DIALEKSIS.COM | Banda Aceh - Filolog dan sejarawan Aceh, Hermansyah mengajak orang-orang kaya Aceh mau menyisihkan sebagian kecil dari hartanya untuk membeli dan menjaga manuskrip kuno agar tetap berada di tanah kelahirannya.
"Dulu saya pernah punya angan-angan. Kalau saja orang kaya di Aceh mau sisihkan 0,005% dari hartanya untuk beli benda-benda leluhurnya seperti manuskrip, maka banyak yang bisa diselamatkan,” ungkapnya kepada media dialeksis.com, Rabu (30/7/2025).
Menurut Ketua Program Studi Sejarah dan Kebudayaan Islam (SKI) di Fakultas Adab dan Humaniora, Universitas Islam Negeri Ar-Raniry Banda Aceh ini, menyelamatkan manuskrip kuno bukan sekadar hobi atau pelengkap akademik, melainkan misi kebudayaan yang mendesak karena lembar-lembar tua itu adalah jejak pikiran dan jiwa para leluhur Aceh.
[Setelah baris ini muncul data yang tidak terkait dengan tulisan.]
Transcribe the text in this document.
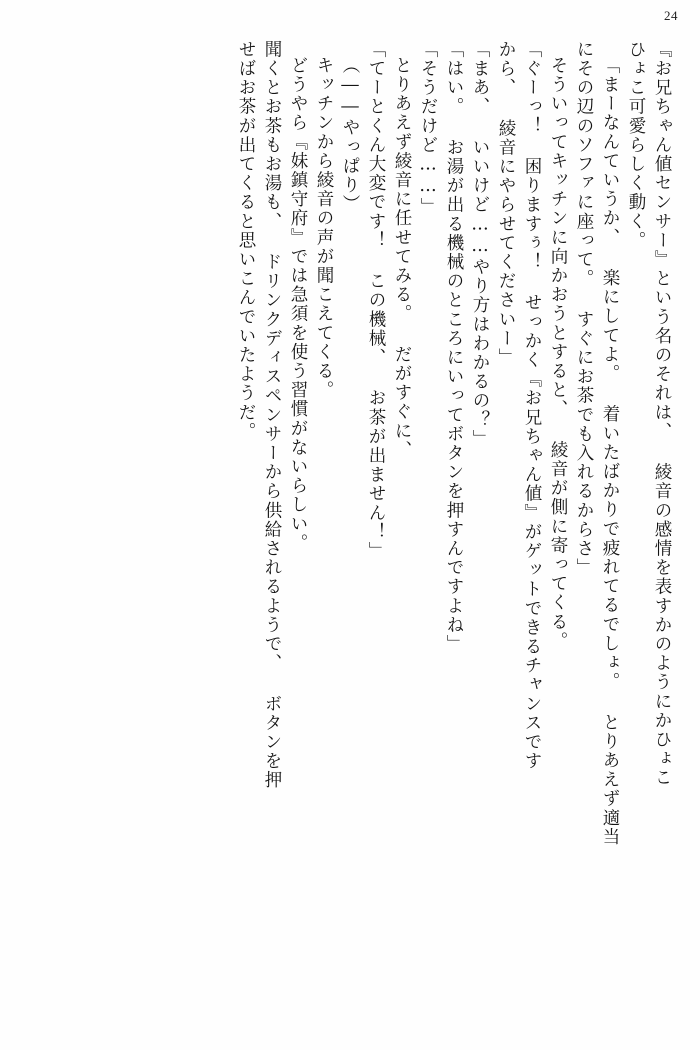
24
『お兄ちゃん値センサー』という名のそれは、 綾音の感情を表すかのようにかひょこ
ひょこ可愛らしく動く。
「まーなんていうか、 楽にしてよ。 着いたばかりで疲れてるでしょ。 とりあえず適当
にその辺のソファに座って。 すぐにお茶でも入れるからさ」
そういってキッチンに向かおうとすると、 綾音が側に寄ってくる。
「ぐーっ！ 困りますぅ！ せっかく『お兄ちゃん値』がゲットできるチャンスです
から、 綾音にやらせてくださいー」
「まあ、 いいけど……やり方はわかるの？」
「はい。 お湯が出る機械のところにいってボタンを押すんですよね」
「そうだけど……」
とりあえず綾音に任せてみる。 だがすぐに、
「てーとくん大変です！ この機械、 お茶が出ません！」
（――やっぱり）
キッチンから綾音の声が聞こえてくる。
どうやら『妹鎮守府』では急須を使う習慣がないらしい。
聞くとお茶もお湯も、 ドリンクディスペンサーから供給されるようで、 ボタンを押
せばお茶が出てくると思いこんでいたようだ。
Dalam hal ini, katanya banyak manuskrip kuno yang saat ini berada di luar Aceh, bahkan di luar negeri, karena tidak ada yang mampu membelinya saat masih dalam proses jual-beli. Hermansyah sendiri pernah mengalami kekecewaan serupa.
“Tahun lalu saya sudah panjar dan hampir dapat sebuah mushaf langka. Tapi karena tidak bisa bayar cash, akhirnya dibeli orang lain yang langsung bayar lunas,” kisahnya.
Motivasi utama Hermansyah membeli manuskrip bukan karena semata-mata koleksi pribadi, tetapi karena kekhawatiran akan nasib manuskrip-manuskrip itu jika jatuh ke tangan pihak luar.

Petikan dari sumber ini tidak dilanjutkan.